最近、古雑誌やマンガ本をもらうことが多い。たとえば3月頭の週末。子供の髪の毛を切ってもらった近所の美容院に迎えに行ったとき。子供が読んでいた週刊少年ジャンプ(2002年7月8日号)をふと見ると、こち亀(「こちら亀有駅前公園前派出所」)の両さんが宇宙旅行の添乗員をしているではないか!思わず子供の手から漫画をもぎとり必死で読んでいたら、「もってっていいよ~」と店長のやさしい一言。
さっそく読んでみると。両さんは5日間3500万円の宇宙旅行の添乗員をすることに。日給100万円。旅行客の平均年齢は88歳ですべて日本人。ところが直前に主催者側からキャンセルの連絡が入った。両さんはアルバイト代ほしさに旅行決行を主張し、宇宙センターを借りて実物大シャトル模型を発射台に設置。シャトルごとフリーフォールさせ無重力を体験させたり真っ暗闇のプールで宇宙遊泳をさせたりして、本当に宇宙にいると騙すために四苦八苦。ところがニセ宇宙旅行の最後に、本物のシャトルと間違えて打ち上げられてしまい大気圏寸前でバラバラに崩壊。でも奇跡的に全員助かり「地球が丸く見えた」と喜ぶ。とことんパワフルでハイテク通の老人達と両さんのやり取りが笑える。宇宙旅行はシャトル事故で遠のいたけど、続いていたらこんな痛快老人たちが客層だったかも。それにしてもこの擬似宇宙旅行、体験してみたい~。

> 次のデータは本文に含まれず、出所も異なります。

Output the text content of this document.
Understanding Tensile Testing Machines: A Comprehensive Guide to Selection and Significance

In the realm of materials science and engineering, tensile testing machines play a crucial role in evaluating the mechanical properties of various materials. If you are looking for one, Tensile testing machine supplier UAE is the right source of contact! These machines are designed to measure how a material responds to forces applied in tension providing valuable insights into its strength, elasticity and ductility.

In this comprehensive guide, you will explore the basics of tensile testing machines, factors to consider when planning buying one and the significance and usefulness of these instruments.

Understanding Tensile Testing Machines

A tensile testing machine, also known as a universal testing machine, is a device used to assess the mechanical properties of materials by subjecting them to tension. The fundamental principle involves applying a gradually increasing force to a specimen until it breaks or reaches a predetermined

先月はやっぱり近所の喫茶店で書評雑誌「ダ・ヴィンチ」(2002年4月号)のバックナンバーをもらった。SFマンガ「プラネテス」の作家のインタビュー記事があったのだ。「プラネテス」はNASDAで職員の人たちが回し読みしているマンガで、気になっていた。
「プラネテス」の舞台は2074年。宇宙ゴミの回収を仕事にする主人公が人類初の有人木星往還機フォン・ブラウンで旅立つというストーリー。週刊モーニングの6週おきの連載で口コミで話題になった。宇宙ゴミの回収は将来必要になるのは間違いないが、それを人間たちがスクーターのような乗り物で集めている。ありえない気もするけど面白い。
「ダ・ヴィンチ」のインタビューによると、作家・幸村誠さんはいつもネームで苦しみうなっている時間が長くて連載の間隔があいてしまったとか。(荒川の土手でサンドイッチを食べたりしながら、言葉が降りてくるのを待つらしい)宮沢賢治が好きというだけあって、そのネームがいい。自信過剰だった主人公が空間喪失症(無の空間に対する恐怖症、作者の創作)や同僚の事故等で悩み苦しむ過程で、「宇宙ってなにか」ストンと抜けるシーンは必見。『愛』のあるマンガです。
「こちら葛飾区亀有公園前派出所」秋本治=著 週刊少年ジャンプに連載中。